Bewusster Rollenwechsel

Egal, ob Frau oder Mann, ob jung oder schon etwas älter, wer sich bewusst dafür entscheiden nicht so sein zu wollen wie die klassichen Rollenbilder es uns auftragen hat gute Chancen seinen Weg und sein Glück zu finden. Eine junge Frau die sich in der chemischen Forschung einen Namen macht und daheim gerne für ihre Freunde und Familie kocht passt zwar nicht ins Cliché, aber sehr gut in das Bild das die Emazipation zeichnen will. Ein Mann, der in der Modeboutique Designerkleider verkauft und am Abend am Fußballplatz mit seinen Kolleg/innen laut schreit, wenn ein Tor für seine Mannschaft fällt passt auch nicht ins Klischee, macht aber einen guten Schritt in Richtung Aufweichung von Rollenbildern und ebnet somit vielleicht zu mehr Gleichberechtigung von Frauen und Männern. Die bewusste Entscheidung für das eigene Tun oder Nichttun ist hier der Schlüssel.

Falsch verstanden

Das Gute an der Emanzipation ist, dass wir heute leichter als jemals zuvor bewusst so sein können, wie wir wollen. Jedoch birgt diese Freiheit auch die Gefahr, dass wieder unbewusst entschieden wird. Frauen fühlen sich häufig dazu gedrängt in Männerndomänen Fuß zu fassen obwohl sie das gar nicht wollen. Wer „nur“ Hausfrau und Mutter sein will wird plötzlich als rückständig und hinterweltlerisch abgestempelt. Doch das ist keine Gleichberechtigung! Es geht nicht darum, dass Frauen plötzlich Männer sein sollen oder sich zumindest so verhalten sollen. Es geht darum, dass Frauen – und auch Männer! – frei entscheiden können, was sie tun wollen. Das Frauen Automechanikerinnen werden und Männer als Kindergartenpädagogen arbeiten ist in unserer Gesellschaft zwar nicht mehr ganz tabuisiert jedoch noch lange nicht so anerkannt und üblich wie es seit Jahrzehnten von den Kämpfer/innen für die Emanzipation gefordert wird.

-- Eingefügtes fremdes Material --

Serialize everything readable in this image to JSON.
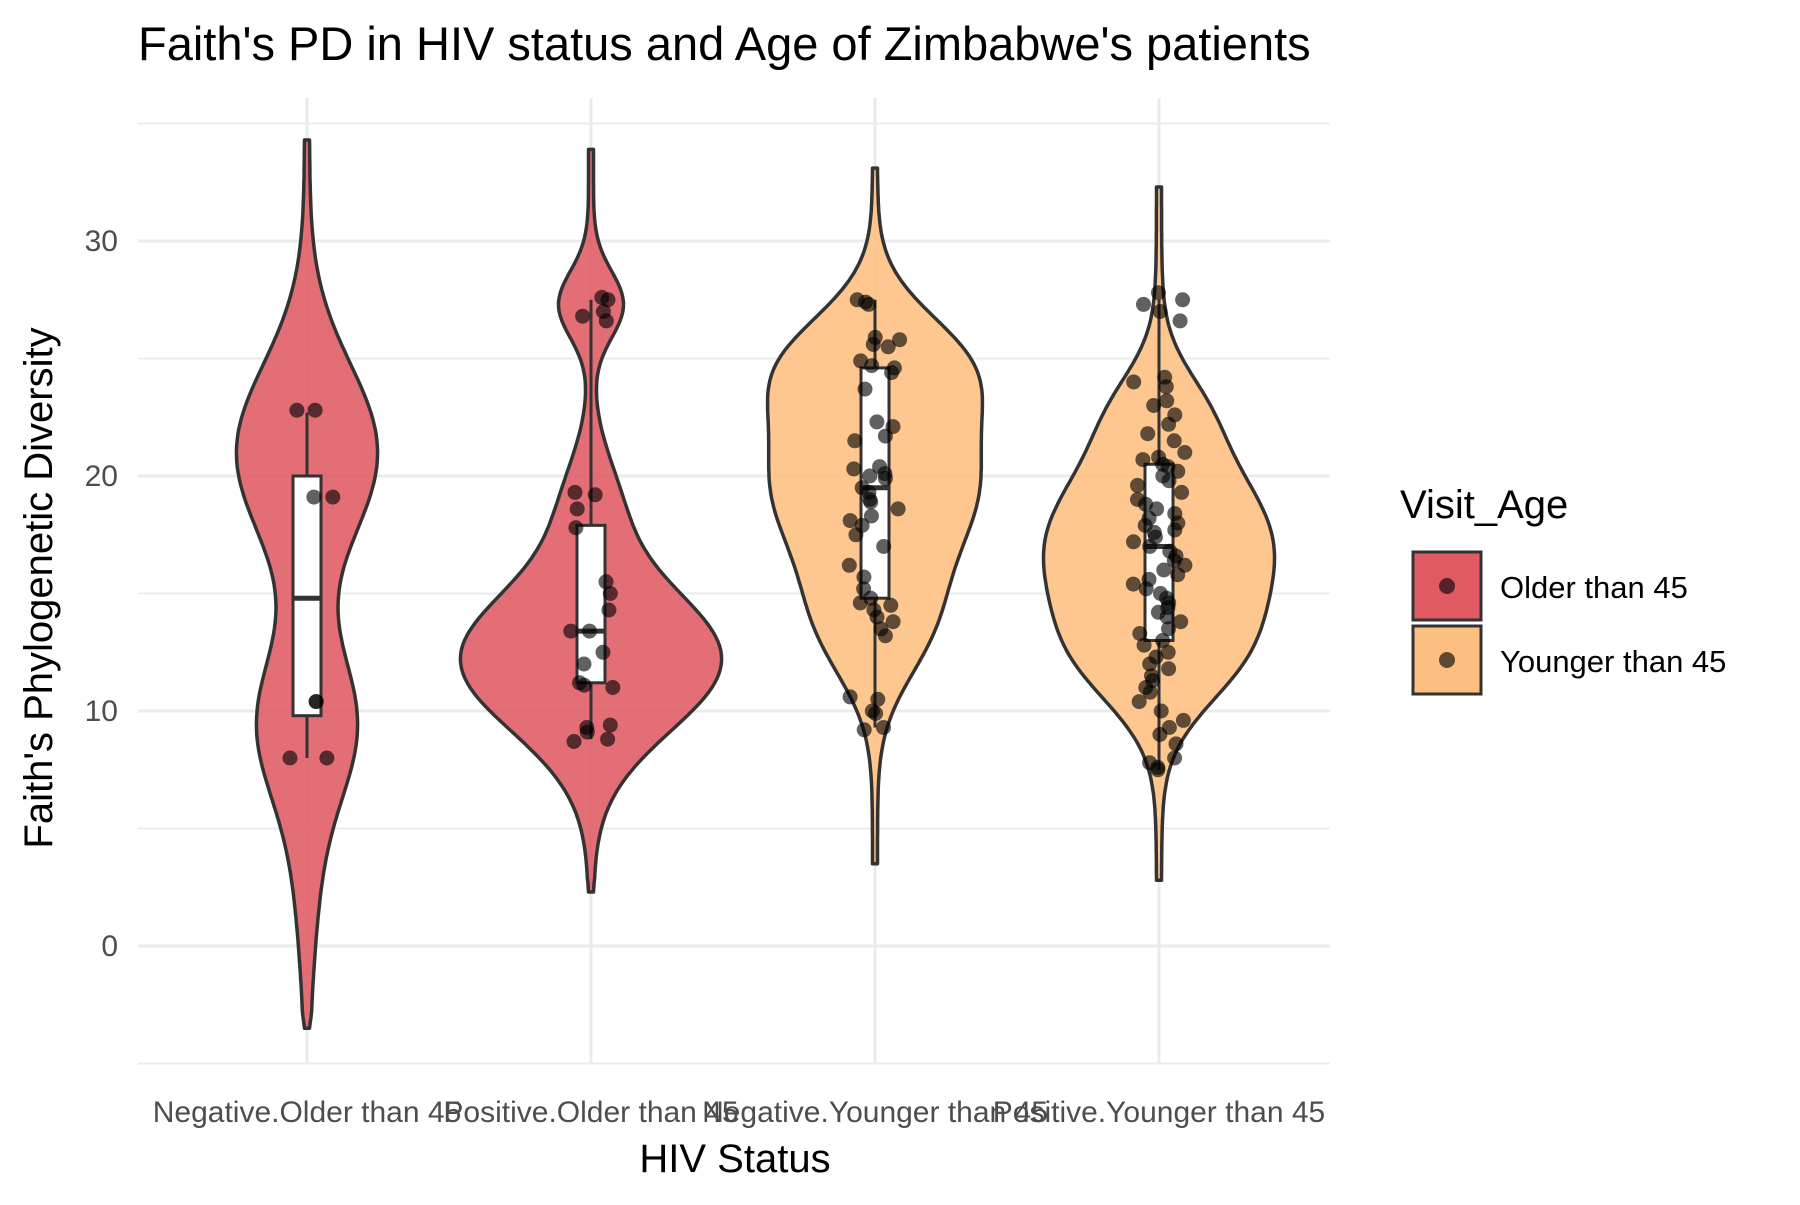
{
  "chart_data": {
    "type": "violin",
    "title": "Faith's PD in HIV status and Age of Zimbabwe's patients",
    "xlabel": "HIV Status",
    "ylabel": "Faith's Phylogenetic Diversity",
    "ylim": [
      -5,
      35
    ],
    "yticks": [
      0,
      10,
      20,
      30
    ],
    "grid": true,
    "legend": {
      "title": "Visit_Age",
      "position": "right",
      "entries": [
        {
          "label": "Older than 45",
          "color": "#e05a63"
        },
        {
          "label": "Younger than 45",
          "color": "#fdbf80"
        }
      ]
    },
    "categories": [
      "Negative.Older than 45",
      "Positive.Older than 45",
      "Negative.Younger than 45",
      "Positive.Younger than 45"
    ],
    "groups": [
      {
        "category": "Negative.Older than 45",
        "fill": "Older than 45",
        "box": {
          "min": 8.0,
          "q1": 9.8,
          "median": 14.8,
          "q3": 20.0,
          "max": 22.7
        },
        "violin_range": [
          -3.5,
          34.3
        ],
        "points": [
          22.8,
          22.8,
          19.1,
          19.1,
          10.4,
          10.4,
          8.0,
          8.0
        ]
      },
      {
        "category": "Positive.Older than 45",
        "fill": "Older than 45",
        "box": {
          "min": 8.8,
          "q1": 11.2,
          "median": 13.4,
          "q3": 17.9,
          "max": 27.5
        },
        "violin_range": [
          2.3,
          33.9
        ],
        "points": [
          27.6,
          27.5,
          27.0,
          26.8,
          26.6,
          19.3,
          19.2,
          18.6,
          17.8,
          15.5,
          15.0,
          14.3,
          13.4,
          13.4,
          12.5,
          12.0,
          11.2,
          11.1,
          11.0,
          9.4,
          9.3,
          9.1,
          8.8,
          8.7
        ]
      },
      {
        "category": "Negative.Younger than 45",
        "fill": "Younger than 45",
        "box": {
          "min": 9.3,
          "q1": 14.8,
          "median": 19.5,
          "q3": 24.6,
          "max": 27.5
        },
        "violin_range": [
          3.5,
          33.1
        ],
        "points": [
          27.5,
          27.4,
          27.3,
          25.9,
          25.8,
          25.6,
          25.5,
          24.9,
          24.7,
          24.6,
          24.4,
          23.7,
          22.3,
          22.1,
          21.7,
          21.5,
          20.4,
          20.3,
          20.1,
          20.0,
          19.9,
          19.5,
          19.3,
          19.0,
          18.9,
          18.6,
          18.3,
          18.1,
          17.9,
          17.5,
          17.0,
          16.2,
          15.7,
          15.2,
          14.8,
          14.6,
          14.5,
          14.3,
          14.0,
          13.8,
          13.5,
          13.2,
          10.6,
          10.5,
          10.0,
          9.9,
          9.3,
          9.2
        ]
      },
      {
        "category": "Positive.Younger than 45",
        "fill": "Younger than 45",
        "box": {
          "min": 7.5,
          "q1": 13.0,
          "median": 17.0,
          "q3": 20.5,
          "max": 27.5
        },
        "violin_range": [
          2.8,
          32.3
        ],
        "points": [
          27.8,
          27.5,
          27.3,
          27.0,
          26.6,
          24.2,
          24.0,
          23.8,
          23.2,
          23.0,
          22.6,
          22.2,
          21.8,
          21.5,
          21.0,
          20.8,
          20.7,
          20.5,
          20.4,
          20.2,
          20.0,
          19.8,
          19.6,
          19.3,
          19.0,
          18.8,
          18.6,
          18.4,
          18.2,
          18.0,
          17.9,
          17.7,
          17.6,
          17.4,
          17.2,
          17.0,
          16.8,
          16.6,
          16.4,
          16.2,
          16.0,
          15.8,
          15.6,
          15.4,
          15.2,
          15.0,
          14.8,
          14.6,
          14.4,
          14.2,
          14.0,
          13.8,
          13.5,
          13.3,
          13.0,
          12.8,
          12.5,
          12.3,
          12.0,
          11.8,
          11.5,
          11.3,
          11.0,
          10.8,
          10.4,
          10.0,
          9.6,
          9.3,
          9.0,
          8.6,
          8.0,
          7.8,
          7.6,
          7.5
        ]
      }
    ]
  }
}
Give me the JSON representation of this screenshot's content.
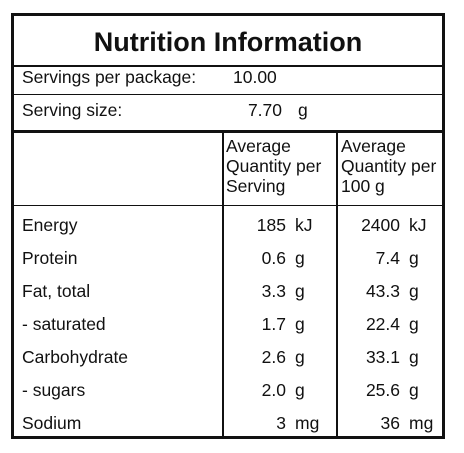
{
  "title": "Nutrition Information",
  "servings_per_package": {
    "label": "Servings per package:",
    "value": "10.00"
  },
  "serving_size": {
    "label": "Serving size:",
    "value": "7.70",
    "unit": "g"
  },
  "columns": {
    "per_serving": [
      "Average",
      "Quantity per",
      "Serving"
    ],
    "per_100g": [
      "Average",
      "Quantity per",
      "100 g"
    ]
  },
  "rows": [
    {
      "name": "Energy",
      "serving": "185",
      "serving_unit": "kJ",
      "per100": "2400",
      "per100_unit": "kJ"
    },
    {
      "name": "Protein",
      "serving": "0.6",
      "serving_unit": "g",
      "per100": "7.4",
      "per100_unit": "g"
    },
    {
      "name": "Fat, total",
      "serving": "3.3",
      "serving_unit": "g",
      "per100": "43.3",
      "per100_unit": "g"
    },
    {
      "name": "- saturated",
      "serving": "1.7",
      "serving_unit": "g",
      "per100": "22.4",
      "per100_unit": "g"
    },
    {
      "name": "Carbohydrate",
      "serving": "2.6",
      "serving_unit": "g",
      "per100": "33.1",
      "per100_unit": "g"
    },
    {
      "name": "- sugars",
      "serving": "2.0",
      "serving_unit": "g",
      "per100": "25.6",
      "per100_unit": "g"
    },
    {
      "name": "Sodium",
      "serving": "3",
      "serving_unit": "mg",
      "per100": "36",
      "per100_unit": "mg"
    }
  ]
}
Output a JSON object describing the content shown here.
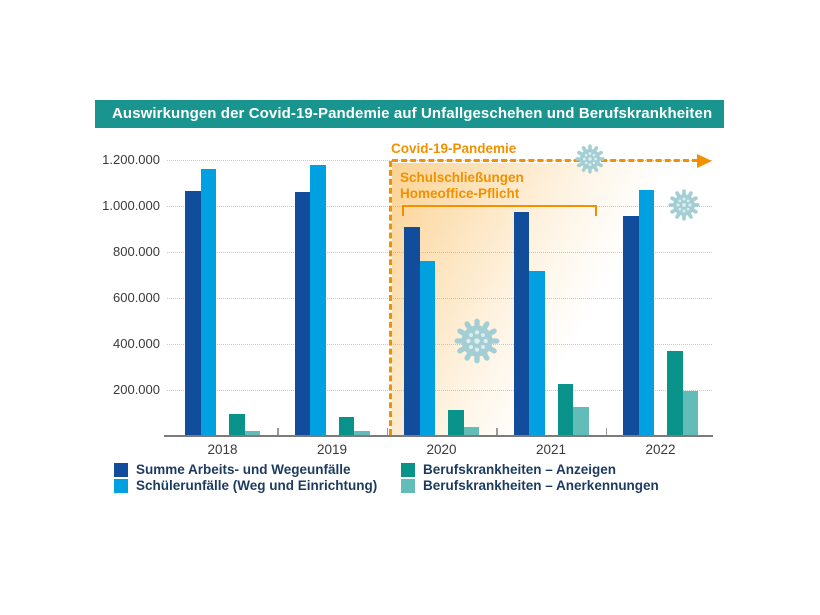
{
  "header": {
    "title": "Auswirkungen der Covid-19-Pandemie auf Unfallgeschehen und Berufskrankheiten",
    "bar_color": "#1a948e",
    "text_color": "#ffffff"
  },
  "colors": {
    "accent_orange": "#f29100",
    "gridline": "#c9c9c9",
    "axis": "#7b7b7b",
    "virus_body": "#a3ced3",
    "virus_dots": "#ddeef0",
    "legend_text": "#1d3a5f"
  },
  "chart_data": {
    "type": "bar",
    "title": "Auswirkungen der Covid-19-Pandemie auf Unfallgeschehen und Berufskrankheiten",
    "categories": [
      "2018",
      "2019",
      "2020",
      "2021",
      "2022"
    ],
    "series": [
      {
        "name": "Summe Arbeits- und Wegeunfälle",
        "color": "#124d9c",
        "values": [
          1065000,
          1060000,
          910000,
          975000,
          955000
        ]
      },
      {
        "name": "Schülerunfälle (Weg und Einrichtung)",
        "color": "#00a0e1",
        "values": [
          1160000,
          1180000,
          760000,
          715000,
          1070000
        ]
      },
      {
        "name": "Berufskrankheiten – Anzeigen",
        "color": "#0a938a",
        "values": [
          95000,
          80000,
          110000,
          225000,
          370000
        ]
      },
      {
        "name": "Berufskrankheiten – Anerkennungen",
        "color": "#62bdb8",
        "values": [
          20000,
          18000,
          35000,
          125000,
          195000
        ]
      }
    ],
    "ylim": [
      0,
      1200000
    ],
    "y_ticks": [
      {
        "value": 200000,
        "label": "200.000"
      },
      {
        "value": 400000,
        "label": "400.000"
      },
      {
        "value": 600000,
        "label": "600.000"
      },
      {
        "value": 800000,
        "label": "800.000"
      },
      {
        "value": 1000000,
        "label": "1.000.000"
      },
      {
        "value": 1200000,
        "label": "1.200.000"
      }
    ],
    "grid": "horizontal-dotted",
    "legend_position": "bottom",
    "annotations": {
      "pandemic_label": "Covid-19-Pandemie",
      "measures_line1": "Schulschließungen",
      "measures_line2": "Homeoffice-Pflicht",
      "pandemic_start_category": "2020",
      "icons": [
        "coronavirus-icon",
        "coronavirus-icon",
        "coronavirus-icon"
      ]
    }
  }
}
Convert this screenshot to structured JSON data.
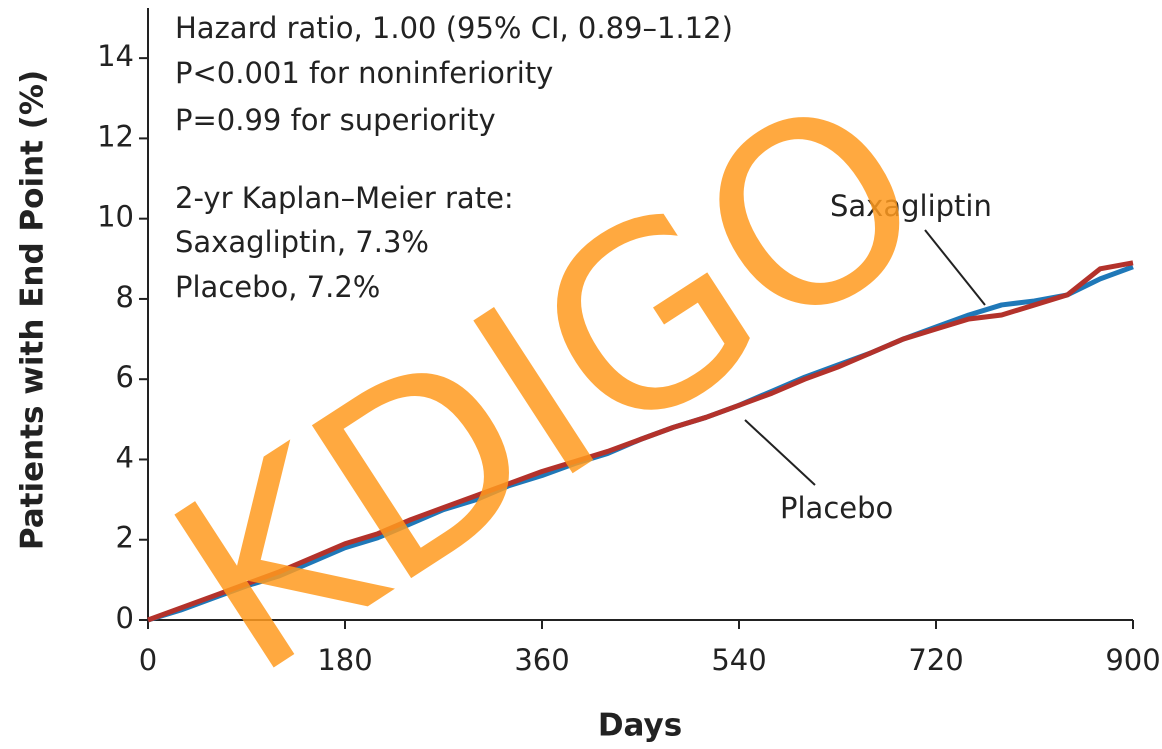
{
  "chart_data": {
    "type": "line",
    "xlabel": "Days",
    "ylabel": "Patients with End Point (%)",
    "annotations": [
      "Hazard ratio, 1.00 (95% CI, 0.89–1.12)",
      "P<0.001 for noninferiority",
      "P=0.99 for superiority",
      "2-yr Kaplan–Meier rate:",
      "Saxagliptin, 7.3%",
      "Placebo, 7.2%"
    ],
    "watermark": "KDIGO",
    "x": [
      0,
      30,
      60,
      90,
      120,
      150,
      180,
      210,
      240,
      270,
      300,
      330,
      360,
      390,
      420,
      450,
      480,
      510,
      540,
      570,
      600,
      630,
      660,
      690,
      720,
      750,
      780,
      810,
      840,
      870,
      900
    ],
    "series": [
      {
        "name": "Saxagliptin",
        "color": "#1f78b8",
        "values": [
          0,
          0.25,
          0.55,
          0.85,
          1.1,
          1.45,
          1.8,
          2.05,
          2.4,
          2.75,
          3.0,
          3.35,
          3.6,
          3.9,
          4.15,
          4.5,
          4.8,
          5.05,
          5.35,
          5.7,
          6.05,
          6.35,
          6.65,
          7.0,
          7.3,
          7.6,
          7.85,
          7.95,
          8.1,
          8.5,
          8.8
        ]
      },
      {
        "name": "Placebo",
        "color": "#b3322b",
        "values": [
          0,
          0.3,
          0.6,
          0.9,
          1.2,
          1.55,
          1.9,
          2.15,
          2.5,
          2.8,
          3.1,
          3.4,
          3.7,
          3.95,
          4.2,
          4.5,
          4.8,
          5.05,
          5.35,
          5.65,
          6.0,
          6.3,
          6.65,
          7.0,
          7.25,
          7.5,
          7.6,
          7.85,
          8.1,
          8.75,
          8.9
        ]
      }
    ],
    "xlim": [
      0,
      900
    ],
    "xticks": [
      0,
      180,
      360,
      540,
      720,
      900
    ],
    "ylim": [
      0,
      15
    ],
    "yticks": [
      0,
      2,
      4,
      6,
      8,
      10,
      12,
      14
    ]
  }
}
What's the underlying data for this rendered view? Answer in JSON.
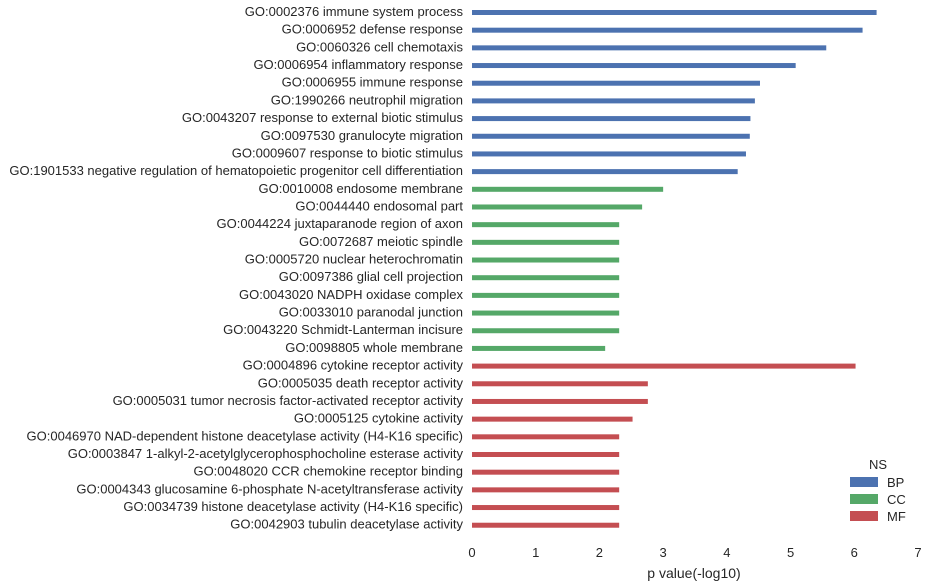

Weit gekommen… und doch zu kurz?

Trotz der rechtlichen und gesellschaftlichen Gleichstellung der Frau gibt es immer noch Gebiete, in denen Frauen in ihren Rechten beschnitten werden. Sie haben es geschafft, Karriereleitern zu erklimmen und Führungspositionen zu übernehmen. Trotzdem liegt es größtenteils immer noch in ihrem Zuständigkeitsbereich, die Kinder zu versorgen und den Haushalt zu führen. Und obwohl Frauen grundsätzlich die gleichen Jobs bekommen können, werden sie in den meisten Fällen immer noch schlechter bezahlt, als ihre männlichen Kollegen in vergleichbaren Positionen.

Fazit

Gleichberechtigung, Gleichstellung, Emanzipation, Feminismus – es ist uns schon viel gelungen auf dem Weg dorthin. Und doch gibt es noch soviel zu tun! Jahrtausendelange Unterdrückung, starre Rollenbilder, fest zugeschriebene Aufgabenfelder…es wird noch eine Zeit dauern, bis Frauen und Männer es geschafft haben, wirklich gleichberechtigt zu sein. Doch die Erfolge, die wir als Gesellschaft über die letzten 100 Jahre bereits verzeichnen können, dürfen uns Mut machen und Ansporn sein, weiter zu machen und zu kämpfen. Für Freiheit, Gleichheit und Geschwisterlichkeit!